In previous research, Andrews and his colleagues had questioned the effectiveness of antidepressants even for their prescribed function, finding that patients were more likely to suffer relapse after going off their medications as their brains worked to re-establish equilibrium.

Conclusion: Weigh the Pros and Cons of Antidepressants With Your Doctor

There is growing evidence which suggests that, in general, antidepressants are neither totally safe nor totally effective—in some cases they appear to do more harm than good. That said, when deciding whether to take any medication it is important to educate yourself—speak with your doctor—and weigh the potential pros and cons before beginning, prolonging, or discontinuing the use of any pharmaceutical.

Paul Andrews believes that patients should be advised that prolonged use might cause mild cognitive impairment and interfere with tasks that require highly focused concentration, such as driving, which may increase the risk of accidents. Patients should also be advised that antidepressants might trigger even more severe depressive episodes when they are discontinued.

According to researchers, patients should be informed that current research suggests that unless they have very severe depression, the symptom reducing effects of antidepressants can be modest and may not be clinically significant.

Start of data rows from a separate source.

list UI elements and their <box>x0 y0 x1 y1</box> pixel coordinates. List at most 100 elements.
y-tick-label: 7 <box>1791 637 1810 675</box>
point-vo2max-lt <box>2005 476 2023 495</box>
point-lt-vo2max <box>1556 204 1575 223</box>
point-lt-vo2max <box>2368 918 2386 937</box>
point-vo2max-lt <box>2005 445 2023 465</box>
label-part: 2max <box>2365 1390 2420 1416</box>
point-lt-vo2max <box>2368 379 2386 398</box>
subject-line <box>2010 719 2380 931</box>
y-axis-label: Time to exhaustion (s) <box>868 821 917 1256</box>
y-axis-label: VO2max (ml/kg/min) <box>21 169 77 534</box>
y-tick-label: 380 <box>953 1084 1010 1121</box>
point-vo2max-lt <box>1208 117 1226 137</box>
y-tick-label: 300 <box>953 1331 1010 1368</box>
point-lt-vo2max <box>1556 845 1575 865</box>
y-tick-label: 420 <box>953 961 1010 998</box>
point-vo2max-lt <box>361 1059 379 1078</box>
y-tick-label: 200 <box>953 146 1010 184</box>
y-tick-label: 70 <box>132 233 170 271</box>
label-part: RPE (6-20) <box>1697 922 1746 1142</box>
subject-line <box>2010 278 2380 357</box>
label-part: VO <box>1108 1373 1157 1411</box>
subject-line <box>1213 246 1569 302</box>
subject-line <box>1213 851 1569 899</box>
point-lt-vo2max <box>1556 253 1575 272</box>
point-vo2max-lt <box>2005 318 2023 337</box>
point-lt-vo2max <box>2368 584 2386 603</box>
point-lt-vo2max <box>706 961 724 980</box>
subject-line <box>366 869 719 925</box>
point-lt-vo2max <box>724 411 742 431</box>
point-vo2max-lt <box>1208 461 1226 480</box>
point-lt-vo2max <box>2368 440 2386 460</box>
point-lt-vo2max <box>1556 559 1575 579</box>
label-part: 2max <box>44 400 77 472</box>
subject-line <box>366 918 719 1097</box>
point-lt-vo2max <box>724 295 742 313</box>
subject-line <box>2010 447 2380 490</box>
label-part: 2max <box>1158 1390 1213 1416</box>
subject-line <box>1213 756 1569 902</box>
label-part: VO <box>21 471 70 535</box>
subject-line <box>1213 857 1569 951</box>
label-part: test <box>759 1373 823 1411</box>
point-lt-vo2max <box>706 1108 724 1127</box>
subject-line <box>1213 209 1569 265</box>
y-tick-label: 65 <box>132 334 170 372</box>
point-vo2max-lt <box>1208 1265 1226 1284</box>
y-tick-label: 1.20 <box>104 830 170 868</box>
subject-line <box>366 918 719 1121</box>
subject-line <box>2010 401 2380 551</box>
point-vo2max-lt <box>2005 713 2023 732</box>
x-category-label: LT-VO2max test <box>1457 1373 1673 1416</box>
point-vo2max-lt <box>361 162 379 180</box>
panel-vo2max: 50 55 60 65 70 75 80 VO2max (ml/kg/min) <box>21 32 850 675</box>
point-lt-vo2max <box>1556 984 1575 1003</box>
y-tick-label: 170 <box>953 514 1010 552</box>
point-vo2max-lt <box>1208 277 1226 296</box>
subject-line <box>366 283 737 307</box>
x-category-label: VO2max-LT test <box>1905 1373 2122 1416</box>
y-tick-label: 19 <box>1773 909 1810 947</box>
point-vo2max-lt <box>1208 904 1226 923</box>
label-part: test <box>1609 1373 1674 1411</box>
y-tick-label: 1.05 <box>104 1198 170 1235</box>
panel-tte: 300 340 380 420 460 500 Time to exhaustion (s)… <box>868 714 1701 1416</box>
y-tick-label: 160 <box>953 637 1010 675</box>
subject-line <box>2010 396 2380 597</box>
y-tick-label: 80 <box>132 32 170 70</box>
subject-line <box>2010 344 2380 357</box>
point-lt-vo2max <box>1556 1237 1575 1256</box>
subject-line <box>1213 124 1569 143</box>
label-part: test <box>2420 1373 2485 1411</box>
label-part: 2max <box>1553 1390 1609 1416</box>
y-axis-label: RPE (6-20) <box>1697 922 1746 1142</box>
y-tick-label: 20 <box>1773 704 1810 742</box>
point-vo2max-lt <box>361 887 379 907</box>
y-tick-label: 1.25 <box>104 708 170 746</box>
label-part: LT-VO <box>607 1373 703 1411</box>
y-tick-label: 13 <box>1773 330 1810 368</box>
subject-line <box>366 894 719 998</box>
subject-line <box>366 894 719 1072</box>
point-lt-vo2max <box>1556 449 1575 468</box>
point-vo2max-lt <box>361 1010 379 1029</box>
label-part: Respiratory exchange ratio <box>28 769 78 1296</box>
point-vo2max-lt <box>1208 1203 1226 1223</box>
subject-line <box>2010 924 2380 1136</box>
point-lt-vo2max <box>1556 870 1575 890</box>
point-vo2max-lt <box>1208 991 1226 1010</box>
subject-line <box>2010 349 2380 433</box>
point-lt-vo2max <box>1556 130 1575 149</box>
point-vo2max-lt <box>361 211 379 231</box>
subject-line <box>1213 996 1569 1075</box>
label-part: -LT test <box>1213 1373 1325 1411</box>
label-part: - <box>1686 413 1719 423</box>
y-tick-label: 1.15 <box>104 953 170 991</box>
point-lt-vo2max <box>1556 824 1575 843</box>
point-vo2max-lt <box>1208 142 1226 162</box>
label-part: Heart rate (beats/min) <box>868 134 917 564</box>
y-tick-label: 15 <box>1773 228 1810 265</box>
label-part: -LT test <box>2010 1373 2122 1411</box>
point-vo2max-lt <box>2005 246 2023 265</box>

All patients should be advised of the possible bleeding risks, and physicians should exercise particular caution in prescribing these drugs in conjunction with other diuretic or anti-thrombotic medications. The evidence of harm is strongest in the elderly, who should be advised of the risks of falling, hyponatremia, bleeding, stroke, and death. Unless there are rapid-onset adverse side effects, antidepressant therapy usually lasts for months.

With the long-term effectiveness of the intended function of antidepressants in question, Paul Andrews concludes that it is important to look more critically at continuing their use. "It could change the way we think about such major pharmaceutical drugs," he says. "You've got a minimal benefit, a laundry list of negative effects—some small, some rare and some not so rare. The issue is: does the list of negative effects outweigh the minimal benefit?"